Ao repartir tão liberalmente o que trouxera, nem por isso ficou mais pobre: enriquecendo do modo admirável a pobreza dos seus fiéis, ele conservou a plenitude dos seus tesouros inesgotáveis.
Assim, a caridade que fez Cristo descer do céu à terra, elevou Estevão da terra ao céu. A caridade de que o Rei dera o exemplo logo refulgiu no soldado.

Estêvão, para alcançar a coroa que seu nome significa, tinha por arma a caridade e com ela vencia em toda parte. Por amor a Deus não recuou perante a hostilidade dos judeus, por amor ao próximo intercedeu por aqueles que o apedrejavam. Por esta caridade, repreendia os que estavam no erro para que se emendassem, por caridade orava pelos que o apedrejavam para que não fossem punidos.
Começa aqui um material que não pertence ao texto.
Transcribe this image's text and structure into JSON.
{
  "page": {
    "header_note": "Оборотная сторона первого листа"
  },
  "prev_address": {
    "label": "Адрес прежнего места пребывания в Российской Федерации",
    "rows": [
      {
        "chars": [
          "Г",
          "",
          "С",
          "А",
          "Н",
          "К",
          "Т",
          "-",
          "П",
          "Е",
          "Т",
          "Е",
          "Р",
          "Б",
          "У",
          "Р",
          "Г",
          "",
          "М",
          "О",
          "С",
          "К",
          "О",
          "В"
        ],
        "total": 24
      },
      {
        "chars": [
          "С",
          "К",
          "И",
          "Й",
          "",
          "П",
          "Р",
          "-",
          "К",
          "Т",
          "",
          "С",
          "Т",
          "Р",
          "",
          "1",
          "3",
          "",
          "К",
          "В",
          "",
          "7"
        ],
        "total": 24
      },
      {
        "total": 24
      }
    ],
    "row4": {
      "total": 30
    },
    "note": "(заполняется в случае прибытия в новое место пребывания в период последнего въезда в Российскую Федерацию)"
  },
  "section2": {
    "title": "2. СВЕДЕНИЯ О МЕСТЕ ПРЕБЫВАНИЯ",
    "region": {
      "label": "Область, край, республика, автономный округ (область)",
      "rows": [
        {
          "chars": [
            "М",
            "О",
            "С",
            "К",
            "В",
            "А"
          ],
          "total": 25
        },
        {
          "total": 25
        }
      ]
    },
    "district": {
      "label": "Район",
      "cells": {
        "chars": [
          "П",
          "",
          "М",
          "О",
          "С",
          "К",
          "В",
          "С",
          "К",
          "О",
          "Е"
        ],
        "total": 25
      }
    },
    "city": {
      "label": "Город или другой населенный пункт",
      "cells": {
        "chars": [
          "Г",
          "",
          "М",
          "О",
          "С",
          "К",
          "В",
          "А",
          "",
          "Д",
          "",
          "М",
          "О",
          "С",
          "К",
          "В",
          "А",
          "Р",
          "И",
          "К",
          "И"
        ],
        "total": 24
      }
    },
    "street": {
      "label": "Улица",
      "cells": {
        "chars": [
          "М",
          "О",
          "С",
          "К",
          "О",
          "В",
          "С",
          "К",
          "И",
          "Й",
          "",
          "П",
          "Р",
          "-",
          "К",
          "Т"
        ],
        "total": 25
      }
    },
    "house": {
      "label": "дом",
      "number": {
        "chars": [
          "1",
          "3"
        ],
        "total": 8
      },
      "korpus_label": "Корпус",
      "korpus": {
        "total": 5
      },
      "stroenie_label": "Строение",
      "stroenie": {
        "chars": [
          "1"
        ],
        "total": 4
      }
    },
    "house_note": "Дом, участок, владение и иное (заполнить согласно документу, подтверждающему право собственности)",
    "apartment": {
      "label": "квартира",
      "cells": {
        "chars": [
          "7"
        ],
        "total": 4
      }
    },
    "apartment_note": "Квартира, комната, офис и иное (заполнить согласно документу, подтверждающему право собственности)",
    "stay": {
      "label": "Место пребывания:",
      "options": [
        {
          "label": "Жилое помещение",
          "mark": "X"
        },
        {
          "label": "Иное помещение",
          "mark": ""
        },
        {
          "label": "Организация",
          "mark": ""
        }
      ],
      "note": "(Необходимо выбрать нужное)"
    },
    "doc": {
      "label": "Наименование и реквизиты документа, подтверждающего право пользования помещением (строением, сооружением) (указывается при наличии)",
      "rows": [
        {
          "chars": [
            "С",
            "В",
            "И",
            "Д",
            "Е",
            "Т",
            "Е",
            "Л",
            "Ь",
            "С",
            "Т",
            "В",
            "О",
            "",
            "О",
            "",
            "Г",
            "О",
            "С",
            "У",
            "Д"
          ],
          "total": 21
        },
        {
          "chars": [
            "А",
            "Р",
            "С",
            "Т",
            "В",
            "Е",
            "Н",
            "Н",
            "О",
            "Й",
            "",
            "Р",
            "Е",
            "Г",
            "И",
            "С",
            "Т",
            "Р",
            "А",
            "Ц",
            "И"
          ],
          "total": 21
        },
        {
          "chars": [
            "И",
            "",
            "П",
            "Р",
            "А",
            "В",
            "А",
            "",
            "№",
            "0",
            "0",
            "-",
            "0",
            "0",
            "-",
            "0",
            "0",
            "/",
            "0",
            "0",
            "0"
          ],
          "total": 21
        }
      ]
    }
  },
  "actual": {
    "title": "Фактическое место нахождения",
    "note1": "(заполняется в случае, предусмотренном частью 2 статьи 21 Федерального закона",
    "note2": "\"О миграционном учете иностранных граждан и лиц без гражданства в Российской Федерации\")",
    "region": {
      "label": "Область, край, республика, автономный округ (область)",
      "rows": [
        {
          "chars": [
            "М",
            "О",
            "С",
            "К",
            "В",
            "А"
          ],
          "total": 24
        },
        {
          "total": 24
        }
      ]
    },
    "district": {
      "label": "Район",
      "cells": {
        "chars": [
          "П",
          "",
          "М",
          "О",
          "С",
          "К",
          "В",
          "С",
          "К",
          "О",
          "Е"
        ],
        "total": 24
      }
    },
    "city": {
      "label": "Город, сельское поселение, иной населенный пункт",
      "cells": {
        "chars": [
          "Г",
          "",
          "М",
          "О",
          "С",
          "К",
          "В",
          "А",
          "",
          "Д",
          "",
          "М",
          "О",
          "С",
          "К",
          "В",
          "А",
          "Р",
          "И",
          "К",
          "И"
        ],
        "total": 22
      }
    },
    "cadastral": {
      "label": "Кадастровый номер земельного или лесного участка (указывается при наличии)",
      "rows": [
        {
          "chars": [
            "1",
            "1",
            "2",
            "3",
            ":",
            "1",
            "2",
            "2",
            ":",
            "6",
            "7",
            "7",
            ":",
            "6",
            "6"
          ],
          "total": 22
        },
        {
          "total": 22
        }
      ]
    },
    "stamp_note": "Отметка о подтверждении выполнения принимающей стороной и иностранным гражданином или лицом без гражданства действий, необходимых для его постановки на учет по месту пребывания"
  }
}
Fortificado pela caridade, venceu Saulo, enfurecido e cruel, e mereceu ter como companheiro no céu aquele que tivera como perseguidor na terra. Sua santa e incansável caridade queria conquistar pela oração, a quem não pudera converter pelas admoestações.

E agora Paulo se alegra com Estêvão, com Estêvão frui da glória de Cristo, com Estêvão exulta, com Estêvão reina. Aonde Estêvão chegou primeiro, martirizado pelas pedras de Paulo, chegou depois Paulo, ajudado pelas orações de Estevão.

É esta a verdadeira vida, meus irmãos, em que Paulo não se envergonha mais da morte de Estêvão, mas Estevão se alegra pela companhia de Paulo, porque em ambos triunfa a caridade. Em Estêvão, a caridade venceu a crueldade dos perseguidores, em Paulo, cobriu uma multidão de pecados; em ambos, a caridade mereceu a posse do reino dos céus.

A caridade é a fonte e origem de todos os bens, é a mais poderosa defesa, o caminho que conduz ao céu. Quem caminha na caridade não pode errar nem temer. Ela dirige, protege, leva a bom termo.

Portanto, meus irmãos, já que o Cristo nos deu a escada da caridade pela qual todo cristão pode subir ao céu, conservai fielmente a caridade verdadeira, exercitai-a uns para com os outros e, subindo por ela, progredi sempre mais no caminho da perfeição.